Tactile music player with gesture control interface [video] - jheitzeb
http://www.hackthings.com/tactile-music-player-with-gesture-interface/

======
GuiA
Awesome concept+execution! Funnily enough, I did exactly the same thing when I
was a grad student studying tangible interaction 2-3 years ago.

My advisor loved the idea of foreign objects (a kenyan sculpture, a japanese
wood block carving, etc.) being imbued with local music (in his own words:
"computationally-mediated arts and crafts, rooted in the traditions and
material expressions of specific regions and cultures").
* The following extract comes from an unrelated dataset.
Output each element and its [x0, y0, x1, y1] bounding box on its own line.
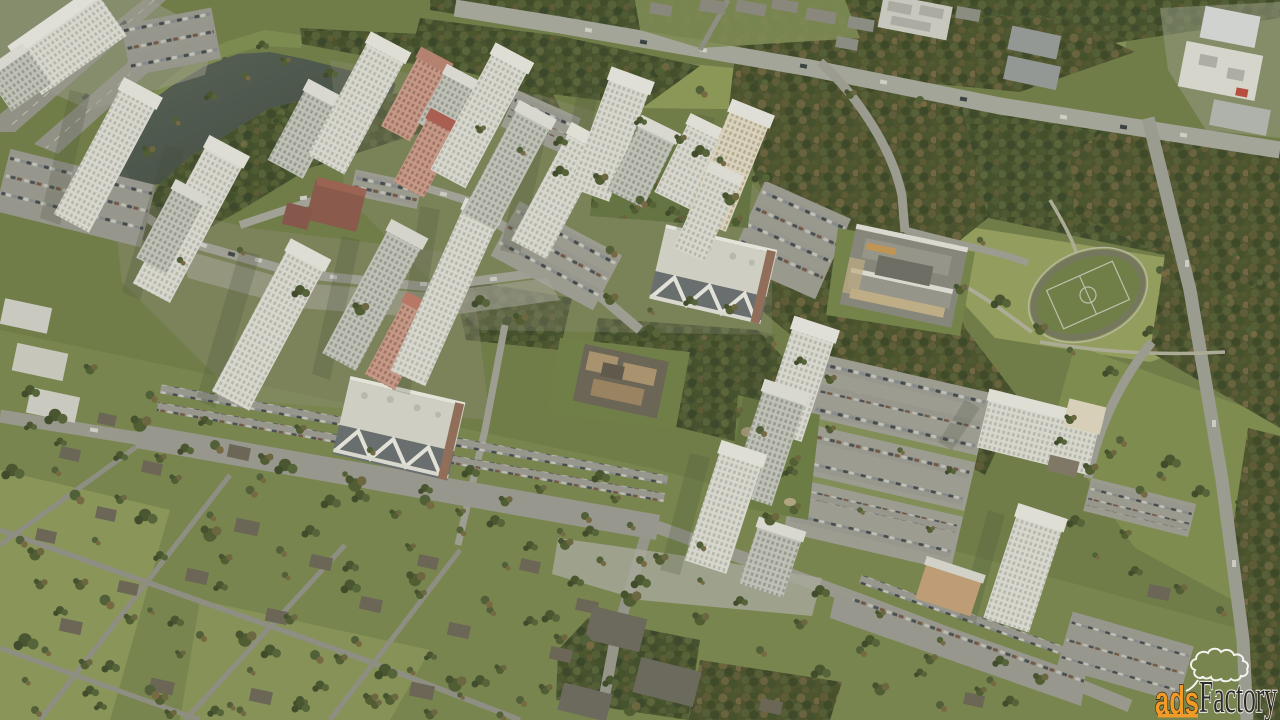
svg-text:Factory: Factory: [1199, 671, 1277, 720]
svg-text:ads: ads: [1155, 679, 1199, 720]
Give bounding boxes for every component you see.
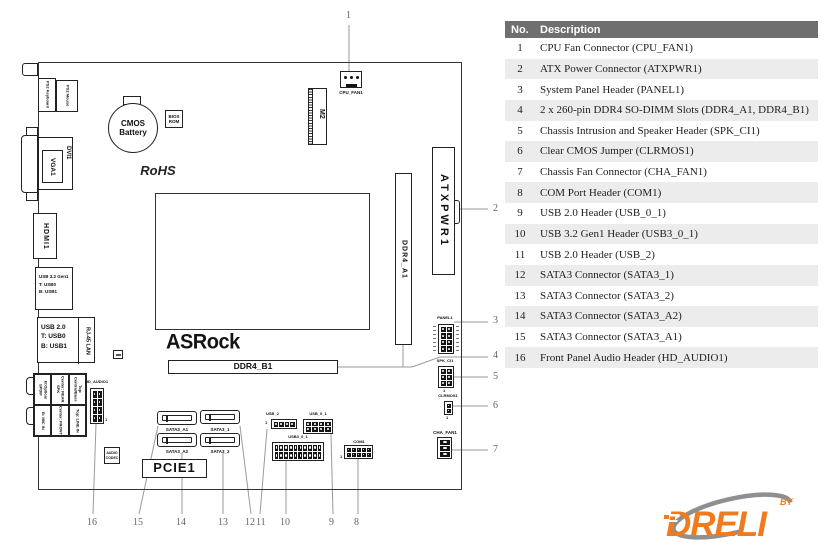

Sadly, my code forever remained buried deep on our SVN repo, and not even a
paper came out of it.

Congrats to the author for doing something that I didn't do- actually putting
your work out there! :)

------
devindotcom
This is cool - but I think it doesn't scale in the real world. If I've got,
say, two thousand albums, well damn, all of a sudden having them all over the
place on platters doesn't sound so good. The nice thing about vinyl is, while
it takes up space, _it is the music itself_ and has value other than as a
pointer. Really neat little project, though.

------
junto
The "next track" gesture confused me slightly. It looked like he went
backwards, then I realised he was swiping the current one away like the iPod
player.

Nice idea though.

------
simba-hiiipower
this is really cool. not sure about its practicality but i don't particularly
care.

would love to see this built-out to where i could take any album in my
(digital) collection and add it to the experience.

has a very retro yet futuristic feel to it and i totally dig it.